I don't believe that for a minute. It's in Chelsea, so if I pitch up looking like something out of My Big Fat Gyspy Wedding, with squillions of pounds but practically illiterate, with no class, an awful accent, the Sun tucked under my arm, and not remotely famous, they'll take my child?

I doubt it.

Schools select on all sorts of things. Those 'sorts of things' often go hand in hand with money. But not always.

merrymouse · 03/05/2012 18:31

"And I do wish that if people must say 'it is my choice' etc, they didn't feel they had to then make vague generalisations about how 'so many' children are bullied and 'bad behaviour is tolerated'."

Well actually my first choice was to send my child to the local state school, but unfortunately they were completely floored by his behaviour.

TheOriginalSteamingNit · 03/05/2012 18:38

Sorry, just to check - is 'dys' spectrum as in dyspraxia?

NiceHamione · 03/05/2012 18:41

AbsofAwesomeness my children's education is a priority to me but that does not mean I would choose academically selective education or a fee paying one. They do not need to be segregated to get a good education, in fact because I care so much I ensure that they get a good education within a state comp.
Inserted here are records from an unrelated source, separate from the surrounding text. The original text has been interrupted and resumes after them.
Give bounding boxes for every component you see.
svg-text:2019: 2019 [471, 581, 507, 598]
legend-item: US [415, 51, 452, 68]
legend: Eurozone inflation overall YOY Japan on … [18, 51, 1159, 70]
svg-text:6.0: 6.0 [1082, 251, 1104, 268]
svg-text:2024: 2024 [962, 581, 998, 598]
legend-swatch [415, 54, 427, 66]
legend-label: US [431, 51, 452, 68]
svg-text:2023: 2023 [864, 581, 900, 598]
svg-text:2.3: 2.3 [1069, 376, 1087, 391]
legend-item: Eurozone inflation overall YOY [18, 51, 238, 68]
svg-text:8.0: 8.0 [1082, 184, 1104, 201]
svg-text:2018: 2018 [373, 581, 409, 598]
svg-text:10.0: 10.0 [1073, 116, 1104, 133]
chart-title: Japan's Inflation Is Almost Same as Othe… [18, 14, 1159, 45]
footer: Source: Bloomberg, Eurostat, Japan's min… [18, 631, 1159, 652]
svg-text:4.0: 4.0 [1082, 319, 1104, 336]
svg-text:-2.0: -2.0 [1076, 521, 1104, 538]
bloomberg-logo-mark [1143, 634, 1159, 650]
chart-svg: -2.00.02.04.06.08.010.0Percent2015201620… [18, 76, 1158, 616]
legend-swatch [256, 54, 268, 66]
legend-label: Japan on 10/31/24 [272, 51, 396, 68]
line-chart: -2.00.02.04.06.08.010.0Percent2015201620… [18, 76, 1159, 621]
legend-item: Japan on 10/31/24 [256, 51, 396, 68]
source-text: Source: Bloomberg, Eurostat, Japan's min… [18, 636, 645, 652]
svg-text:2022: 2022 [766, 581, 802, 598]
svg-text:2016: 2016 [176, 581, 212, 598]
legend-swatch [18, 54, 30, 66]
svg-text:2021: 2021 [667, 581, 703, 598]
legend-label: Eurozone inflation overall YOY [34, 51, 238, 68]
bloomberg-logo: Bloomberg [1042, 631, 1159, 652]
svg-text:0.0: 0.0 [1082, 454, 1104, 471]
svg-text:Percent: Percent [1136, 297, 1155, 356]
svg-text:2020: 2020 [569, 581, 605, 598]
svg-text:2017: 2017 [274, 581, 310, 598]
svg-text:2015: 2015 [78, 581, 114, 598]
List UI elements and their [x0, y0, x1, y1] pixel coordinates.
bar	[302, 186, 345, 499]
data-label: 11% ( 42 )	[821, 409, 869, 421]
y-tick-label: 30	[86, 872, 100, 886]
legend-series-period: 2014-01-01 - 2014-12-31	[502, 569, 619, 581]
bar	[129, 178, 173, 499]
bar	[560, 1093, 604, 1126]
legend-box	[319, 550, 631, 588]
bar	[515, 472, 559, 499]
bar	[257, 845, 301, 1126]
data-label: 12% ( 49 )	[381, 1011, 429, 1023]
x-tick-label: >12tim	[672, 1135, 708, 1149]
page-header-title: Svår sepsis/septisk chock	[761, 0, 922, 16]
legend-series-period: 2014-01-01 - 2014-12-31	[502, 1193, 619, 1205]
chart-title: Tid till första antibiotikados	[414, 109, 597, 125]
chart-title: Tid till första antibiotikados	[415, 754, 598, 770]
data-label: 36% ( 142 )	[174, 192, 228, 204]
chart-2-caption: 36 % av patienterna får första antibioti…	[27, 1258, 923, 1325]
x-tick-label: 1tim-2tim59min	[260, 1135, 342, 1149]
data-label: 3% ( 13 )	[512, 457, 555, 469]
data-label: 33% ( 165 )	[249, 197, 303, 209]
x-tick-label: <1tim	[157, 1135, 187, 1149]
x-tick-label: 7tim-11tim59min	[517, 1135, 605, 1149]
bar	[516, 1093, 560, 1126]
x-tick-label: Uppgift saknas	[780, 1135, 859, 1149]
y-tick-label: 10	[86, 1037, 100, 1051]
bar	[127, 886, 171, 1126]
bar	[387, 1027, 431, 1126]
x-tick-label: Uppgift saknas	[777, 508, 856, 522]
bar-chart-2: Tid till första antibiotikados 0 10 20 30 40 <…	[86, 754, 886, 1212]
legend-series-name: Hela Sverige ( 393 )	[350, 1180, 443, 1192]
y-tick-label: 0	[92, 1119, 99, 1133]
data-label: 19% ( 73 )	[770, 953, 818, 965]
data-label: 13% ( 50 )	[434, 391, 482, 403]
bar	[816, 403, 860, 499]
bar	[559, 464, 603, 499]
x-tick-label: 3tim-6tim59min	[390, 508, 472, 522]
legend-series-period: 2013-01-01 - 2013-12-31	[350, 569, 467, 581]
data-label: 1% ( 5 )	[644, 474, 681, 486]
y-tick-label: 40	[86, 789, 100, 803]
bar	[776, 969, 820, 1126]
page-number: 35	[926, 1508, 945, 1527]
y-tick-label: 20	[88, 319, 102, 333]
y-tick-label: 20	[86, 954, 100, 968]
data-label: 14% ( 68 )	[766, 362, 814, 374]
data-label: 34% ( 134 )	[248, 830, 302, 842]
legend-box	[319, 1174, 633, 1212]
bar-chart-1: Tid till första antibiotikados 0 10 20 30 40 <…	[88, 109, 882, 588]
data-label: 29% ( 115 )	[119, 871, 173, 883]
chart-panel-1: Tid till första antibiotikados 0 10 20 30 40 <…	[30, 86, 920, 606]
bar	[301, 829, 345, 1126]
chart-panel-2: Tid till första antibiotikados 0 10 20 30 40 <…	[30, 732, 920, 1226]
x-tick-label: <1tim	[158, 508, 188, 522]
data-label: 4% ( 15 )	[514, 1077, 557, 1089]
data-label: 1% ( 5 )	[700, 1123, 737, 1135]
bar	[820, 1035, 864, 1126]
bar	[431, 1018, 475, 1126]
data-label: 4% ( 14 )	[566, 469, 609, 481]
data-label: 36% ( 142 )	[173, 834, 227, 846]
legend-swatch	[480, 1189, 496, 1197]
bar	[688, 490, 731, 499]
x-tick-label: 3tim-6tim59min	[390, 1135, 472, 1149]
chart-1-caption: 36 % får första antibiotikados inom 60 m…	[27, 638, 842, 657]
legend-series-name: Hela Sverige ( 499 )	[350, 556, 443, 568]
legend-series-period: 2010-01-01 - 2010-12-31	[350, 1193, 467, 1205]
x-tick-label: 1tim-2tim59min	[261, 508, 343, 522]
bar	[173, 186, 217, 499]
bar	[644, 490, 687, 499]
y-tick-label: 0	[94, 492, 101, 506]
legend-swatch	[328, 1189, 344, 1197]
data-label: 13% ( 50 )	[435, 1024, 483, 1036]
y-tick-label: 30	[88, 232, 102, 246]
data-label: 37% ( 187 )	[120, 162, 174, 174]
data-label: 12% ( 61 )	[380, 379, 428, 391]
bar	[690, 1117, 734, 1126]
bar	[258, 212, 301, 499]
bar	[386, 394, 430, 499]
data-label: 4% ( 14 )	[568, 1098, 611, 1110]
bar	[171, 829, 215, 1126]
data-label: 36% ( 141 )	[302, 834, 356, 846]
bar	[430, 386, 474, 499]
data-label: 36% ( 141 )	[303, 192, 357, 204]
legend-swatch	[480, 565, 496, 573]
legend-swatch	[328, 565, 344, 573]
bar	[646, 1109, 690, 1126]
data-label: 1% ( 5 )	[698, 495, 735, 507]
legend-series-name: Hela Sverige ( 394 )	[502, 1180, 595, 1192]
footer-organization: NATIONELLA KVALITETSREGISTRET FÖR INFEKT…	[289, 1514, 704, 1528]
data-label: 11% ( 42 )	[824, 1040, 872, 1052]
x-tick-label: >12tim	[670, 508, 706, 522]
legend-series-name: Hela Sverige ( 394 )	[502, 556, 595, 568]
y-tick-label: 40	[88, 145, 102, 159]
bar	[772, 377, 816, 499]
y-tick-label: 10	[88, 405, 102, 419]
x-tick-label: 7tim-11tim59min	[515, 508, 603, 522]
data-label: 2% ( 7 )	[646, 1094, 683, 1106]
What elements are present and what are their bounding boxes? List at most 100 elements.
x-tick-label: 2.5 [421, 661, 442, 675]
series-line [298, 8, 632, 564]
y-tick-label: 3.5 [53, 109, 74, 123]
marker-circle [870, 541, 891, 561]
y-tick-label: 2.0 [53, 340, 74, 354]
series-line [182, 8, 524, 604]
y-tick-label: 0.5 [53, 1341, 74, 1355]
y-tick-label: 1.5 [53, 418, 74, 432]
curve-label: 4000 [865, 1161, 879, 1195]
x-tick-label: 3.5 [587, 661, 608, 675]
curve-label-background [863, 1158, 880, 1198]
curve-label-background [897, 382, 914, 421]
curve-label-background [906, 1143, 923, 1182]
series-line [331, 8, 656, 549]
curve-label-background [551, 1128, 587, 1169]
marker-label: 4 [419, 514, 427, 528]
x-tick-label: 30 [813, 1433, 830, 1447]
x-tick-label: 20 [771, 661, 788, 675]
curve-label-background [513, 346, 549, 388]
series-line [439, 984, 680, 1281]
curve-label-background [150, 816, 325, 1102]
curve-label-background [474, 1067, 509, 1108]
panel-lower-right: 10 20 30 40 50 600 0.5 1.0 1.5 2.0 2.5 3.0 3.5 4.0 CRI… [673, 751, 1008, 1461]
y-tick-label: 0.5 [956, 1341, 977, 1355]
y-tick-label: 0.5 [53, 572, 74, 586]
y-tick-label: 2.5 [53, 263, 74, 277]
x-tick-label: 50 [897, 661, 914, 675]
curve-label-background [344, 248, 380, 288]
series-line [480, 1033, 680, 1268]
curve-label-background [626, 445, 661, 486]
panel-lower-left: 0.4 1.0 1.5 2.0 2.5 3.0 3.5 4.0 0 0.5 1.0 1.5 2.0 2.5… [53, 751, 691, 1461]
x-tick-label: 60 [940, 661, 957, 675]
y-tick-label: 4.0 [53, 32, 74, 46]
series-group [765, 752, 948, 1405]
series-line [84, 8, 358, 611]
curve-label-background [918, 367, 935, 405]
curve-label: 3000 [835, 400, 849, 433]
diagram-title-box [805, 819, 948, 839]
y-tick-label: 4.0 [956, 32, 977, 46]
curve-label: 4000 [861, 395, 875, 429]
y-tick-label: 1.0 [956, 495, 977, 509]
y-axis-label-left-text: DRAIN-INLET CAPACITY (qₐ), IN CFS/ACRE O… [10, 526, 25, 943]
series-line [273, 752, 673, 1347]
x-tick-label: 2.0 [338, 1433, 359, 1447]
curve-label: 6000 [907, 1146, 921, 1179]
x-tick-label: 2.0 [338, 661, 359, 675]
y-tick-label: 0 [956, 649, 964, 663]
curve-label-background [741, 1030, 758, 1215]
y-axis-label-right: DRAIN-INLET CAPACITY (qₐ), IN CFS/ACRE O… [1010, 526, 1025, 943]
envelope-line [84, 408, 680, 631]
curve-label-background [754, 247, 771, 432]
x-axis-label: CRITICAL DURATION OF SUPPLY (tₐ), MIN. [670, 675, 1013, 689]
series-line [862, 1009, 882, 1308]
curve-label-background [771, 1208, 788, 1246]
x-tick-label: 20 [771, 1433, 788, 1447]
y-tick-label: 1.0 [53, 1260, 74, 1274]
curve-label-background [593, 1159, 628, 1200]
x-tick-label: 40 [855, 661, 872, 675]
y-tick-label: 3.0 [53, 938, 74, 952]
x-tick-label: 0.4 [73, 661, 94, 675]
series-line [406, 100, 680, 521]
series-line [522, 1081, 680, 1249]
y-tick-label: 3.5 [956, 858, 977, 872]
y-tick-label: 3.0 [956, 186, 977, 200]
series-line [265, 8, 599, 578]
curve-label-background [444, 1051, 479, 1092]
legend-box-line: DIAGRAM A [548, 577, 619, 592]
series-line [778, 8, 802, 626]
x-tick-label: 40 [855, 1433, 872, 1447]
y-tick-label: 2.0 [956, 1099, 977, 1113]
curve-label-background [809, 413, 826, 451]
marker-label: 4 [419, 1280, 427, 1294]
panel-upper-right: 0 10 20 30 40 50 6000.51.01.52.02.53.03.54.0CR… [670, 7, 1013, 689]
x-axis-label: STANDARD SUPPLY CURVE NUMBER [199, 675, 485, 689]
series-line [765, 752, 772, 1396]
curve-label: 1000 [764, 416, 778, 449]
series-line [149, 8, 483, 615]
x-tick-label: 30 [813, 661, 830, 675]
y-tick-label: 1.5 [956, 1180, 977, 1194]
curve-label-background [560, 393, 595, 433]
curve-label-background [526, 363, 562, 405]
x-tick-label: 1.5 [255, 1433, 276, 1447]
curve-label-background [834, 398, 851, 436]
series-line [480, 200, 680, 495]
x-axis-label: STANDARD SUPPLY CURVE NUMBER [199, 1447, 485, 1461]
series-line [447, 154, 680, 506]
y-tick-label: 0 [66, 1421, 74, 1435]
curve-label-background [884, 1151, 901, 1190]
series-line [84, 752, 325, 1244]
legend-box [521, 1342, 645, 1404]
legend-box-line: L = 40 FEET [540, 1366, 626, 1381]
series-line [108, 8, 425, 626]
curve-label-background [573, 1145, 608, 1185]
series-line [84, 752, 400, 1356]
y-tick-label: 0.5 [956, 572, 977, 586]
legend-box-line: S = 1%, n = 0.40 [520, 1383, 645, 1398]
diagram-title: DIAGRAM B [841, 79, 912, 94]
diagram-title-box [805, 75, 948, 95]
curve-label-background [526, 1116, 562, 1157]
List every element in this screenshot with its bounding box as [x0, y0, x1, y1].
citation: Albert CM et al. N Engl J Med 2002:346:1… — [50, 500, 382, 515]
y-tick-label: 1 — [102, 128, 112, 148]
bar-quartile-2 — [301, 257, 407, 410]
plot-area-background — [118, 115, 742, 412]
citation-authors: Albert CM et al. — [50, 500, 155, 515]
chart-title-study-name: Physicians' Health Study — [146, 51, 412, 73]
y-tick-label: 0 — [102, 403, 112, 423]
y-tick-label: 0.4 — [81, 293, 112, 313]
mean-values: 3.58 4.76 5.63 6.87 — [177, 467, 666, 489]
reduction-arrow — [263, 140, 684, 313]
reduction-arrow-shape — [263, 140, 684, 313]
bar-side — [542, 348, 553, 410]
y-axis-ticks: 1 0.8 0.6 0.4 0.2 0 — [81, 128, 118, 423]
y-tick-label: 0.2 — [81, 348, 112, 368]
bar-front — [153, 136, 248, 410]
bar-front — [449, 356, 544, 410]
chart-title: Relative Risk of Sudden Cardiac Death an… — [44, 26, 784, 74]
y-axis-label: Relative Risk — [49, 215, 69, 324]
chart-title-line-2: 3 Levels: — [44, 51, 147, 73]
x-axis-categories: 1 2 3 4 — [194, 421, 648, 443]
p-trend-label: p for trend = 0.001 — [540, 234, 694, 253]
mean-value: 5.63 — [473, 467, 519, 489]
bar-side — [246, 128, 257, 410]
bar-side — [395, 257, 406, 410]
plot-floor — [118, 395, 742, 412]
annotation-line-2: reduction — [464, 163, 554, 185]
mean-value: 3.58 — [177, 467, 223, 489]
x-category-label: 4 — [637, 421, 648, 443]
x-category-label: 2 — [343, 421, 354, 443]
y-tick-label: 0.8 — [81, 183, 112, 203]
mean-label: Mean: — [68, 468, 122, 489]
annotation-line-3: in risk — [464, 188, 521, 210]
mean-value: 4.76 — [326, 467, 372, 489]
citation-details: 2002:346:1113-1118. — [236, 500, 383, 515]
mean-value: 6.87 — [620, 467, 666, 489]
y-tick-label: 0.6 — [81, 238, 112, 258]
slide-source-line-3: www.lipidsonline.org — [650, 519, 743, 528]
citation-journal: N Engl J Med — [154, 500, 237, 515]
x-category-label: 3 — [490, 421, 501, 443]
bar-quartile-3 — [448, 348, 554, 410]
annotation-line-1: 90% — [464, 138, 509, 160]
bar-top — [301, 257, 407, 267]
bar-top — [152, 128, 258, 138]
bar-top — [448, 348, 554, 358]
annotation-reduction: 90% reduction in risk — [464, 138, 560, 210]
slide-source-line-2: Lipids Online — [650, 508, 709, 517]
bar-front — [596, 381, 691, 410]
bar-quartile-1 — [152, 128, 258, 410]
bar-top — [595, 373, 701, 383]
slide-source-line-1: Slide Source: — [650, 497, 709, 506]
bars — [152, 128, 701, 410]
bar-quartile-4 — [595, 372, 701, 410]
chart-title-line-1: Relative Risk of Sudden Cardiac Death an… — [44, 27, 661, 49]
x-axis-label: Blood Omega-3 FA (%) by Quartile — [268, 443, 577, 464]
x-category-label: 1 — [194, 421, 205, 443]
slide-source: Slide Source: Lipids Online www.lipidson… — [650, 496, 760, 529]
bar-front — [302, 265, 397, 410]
TheOriginalSteamingNit · 03/05/2012 18:42

Anyway, just posting now as meal is imminent, and sorry for ignorance - I just wanted to say that I saw you did acknowledge that a random private school probably wouldn't have been any better with this, and so I guess I'm just saying that I don't see why the fact that this state school couldn't is more damning of the state system than a random private not being able to would have been damning of the private sector.

TheOriginalSteamingNit · 03/05/2012 18:44

Also what niceham said. Ask my daughters whether they think I'm bothered about their education.... !

HandMadeTail · 03/05/2012 18:44

Sorry, TheBoss, I had "taxi duties, so I've been gone for a bit. Your description of the boarding school parents made me Grin.

HandMadeTail · 03/05/2012 18:51

Merrymouse, I also have a son who has been described as dyslexic/dyspraxic. At his first private school, I was told he was lazy and needed to speed up. But, apparently, that's "typical for boys" Hmm Once diagnosed, the so-called SENCO didn't even meet with me.

Now, at another private school, the SENCO arranged a meeting, and extra help within his first few days at the school.

You don't always get what you think you are paying for!

merrymouse · 03/05/2012 19:31

I'm using 'dys' as shorthand for all the ld's that tend to go together - dyslexia, dyspraxia, dysgraphia etc. etc. - you could also add adhd and asd tendencies, but they don't start with dys.

Why should a random state school be better at providing for these things than a random private school? Because the LEA is obliged to educate all children, whereas private schools aren't. My son is intelligent and theoretically should have a place in mainstream state education. The reality is a little different.